(初めての記事作成です。以前PCに書き留めた文章があったので、手始めにそれを記事にします)
その日は早朝6時半に小学校に来ていた。貴重な休日が選挙事務(投票事務)でつぶれる。
汗だくで太っちょの学校事務員。常に不自然な笑顔を浮かべているがっちりした主査。頼りになりそうでならなそうな投票管理者。
かわいい区役所の女の子。アルバイトのちょっとでしゃばり気味なおばあちゃん。
僕が担当の名簿対象係は投票に来た人が持ってくる入場券と手元の選挙人の名簿を照らし合わせて、
その人に投票権があるか確認する仕事だ。
名簿をぺらぺらめくり入場券に書いてある番号と名前を探す単純作業。
初めは緊張したけど、30分もすればもう慣れてきて少し楽しくなった。
投票所が開場するときに既に並んで待っている人がいるなんて初めて知った。
朝イチでばたばた流れ込んでくる人たちを捌くともう余裕が出てくるから、ぼーっと思索に耽る時間も久々堪能できた。
となりのおばあちゃんは午前10時には来場する人への挨拶を「おはよう」から「こんにちは」に変えてたし、
日の入りが午後7時くらいの今の時期だけど午後5時には「こんばんは」に変えようとしてた。

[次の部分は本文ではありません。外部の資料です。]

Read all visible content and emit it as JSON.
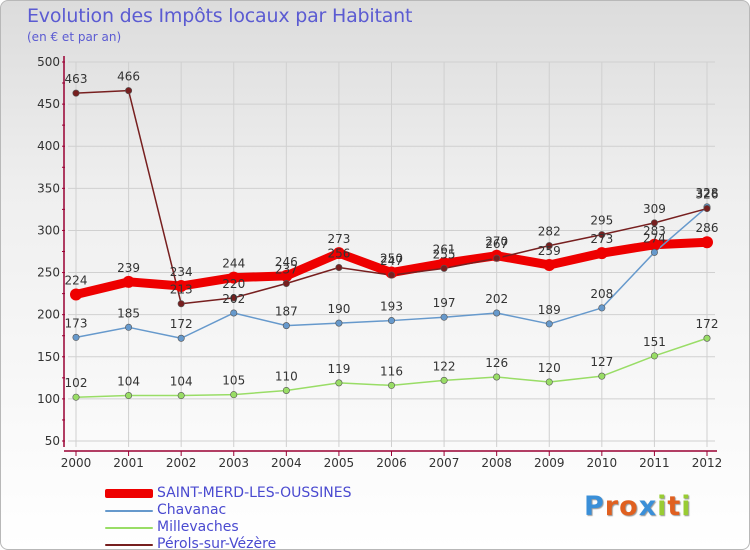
{
  "header": {
    "title": "Evolution des Impôts locaux par Habitant",
    "subtitle": "(en € et par an)"
  },
  "colors": {
    "axis": "#990033",
    "grid": "#d0d0d0",
    "series": [
      "#ee0000",
      "#6699cc",
      "#99dd66",
      "#771f1f"
    ]
  },
  "logo": {
    "text": "Proxiti",
    "letter_colors": [
      "#3a8fd8",
      "#e06020",
      "#e06020",
      "#3a8fd8",
      "#99cc33",
      "#e06020",
      "#99cc33"
    ]
  },
  "chart_data": {
    "type": "line",
    "title": "Evolution des Impôts locaux par Habitant",
    "subtitle": "(en € et par an)",
    "xlabel": "",
    "ylabel": "",
    "x": [
      "2000",
      "2001",
      "2002",
      "2003",
      "2004",
      "2005",
      "2006",
      "2007",
      "2008",
      "2009",
      "2010",
      "2011",
      "2012"
    ],
    "ylim": [
      50,
      500
    ],
    "yticks": [
      50,
      100,
      150,
      200,
      250,
      300,
      350,
      400,
      450,
      500
    ],
    "grid": true,
    "legend_position": "bottom-left",
    "series": [
      {
        "name": "SAINT-MERD-LES-OUSSINES",
        "values": [
          224,
          239,
          234,
          244,
          246,
          273,
          250,
          261,
          270,
          259,
          273,
          283,
          286
        ]
      },
      {
        "name": "Chavanac",
        "values": [
          173,
          185,
          172,
          202,
          187,
          190,
          193,
          197,
          202,
          189,
          208,
          274,
          328
        ]
      },
      {
        "name": "Millevaches",
        "values": [
          102,
          104,
          104,
          105,
          110,
          119,
          116,
          122,
          126,
          120,
          127,
          151,
          172
        ]
      },
      {
        "name": "Pérols-sur-Vézère",
        "values": [
          463,
          466,
          213,
          220,
          237,
          256,
          247,
          255,
          267,
          282,
          295,
          309,
          326
        ]
      }
    ],
    "data_labels_shown": [
      [
        224,
        239,
        234,
        244,
        246,
        273,
        250,
        261,
        270,
        259,
        273,
        283,
        286
      ],
      [
        173,
        185,
        172,
        202,
        187,
        190,
        193,
        197,
        202,
        189,
        208,
        274,
        328
      ],
      [
        102,
        104,
        104,
        105,
        110,
        119,
        116,
        122,
        126,
        120,
        127,
        151,
        172
      ],
      [
        463,
        466,
        213,
        220,
        237,
        256,
        247,
        255,
        267,
        282,
        295,
        309,
        326
      ]
    ]
  }
}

『もうこんばんはだよね?』と僕に相談してきたけど、『迷うところですね』と答えた僕の心の中では
『(暗くなる前はこんにちはだ)』という強い気持ちがあった。
だけど年配の方をたてなければいけないという、恐らく特段必要もない気を遣い午後5時半には「こんばんは」に切り替えたのだ。
そんなような、おばあちゃんとの間の密やかな攻防(僕の中だけの)があったのだけど、
お昼休憩の時間がたまたま重なり二人で体育館のステージの暗幕の裏に用意されたこじんまりとした机と備え付けられた椅子に
ちょこんと座ったのだった。
そこでおばあちゃんは今放送大学に通っていること。久しぶりに今日みたいなアルバイトをしたこと。
朝早く起きる必要がなくなったこと(もしかしたら旦那さんが亡くなったということだったのかもしれない。理由は聞かなかった。)。
いろいろな話を聞いて、僕は愛想よく静かに相槌を打った。
名簿対象係は投票所を訪れた人の最初の受付だから、入口のすぐそばに座っているし、その入口も開けっぴろげになっている。
曇り空で気温も低く朝からずっと寒い思いをしてた。
そんなことをおばあちゃんに話したら、持参してきた水筒に入ったホットコーヒーを分けてくれた。
それから「休憩時間短くて食べきれないから」と言って、ぶどうもひと房の半分くらい分けてくれた。
挨拶を「こんばんは」に変えた頃くらいに、おばあちゃんが寒がる僕にウインドブレーカーを貸してくれたときには、
なんとなくこのおばあちゃんと仲良くなれて良かったなぁと思ったのだった。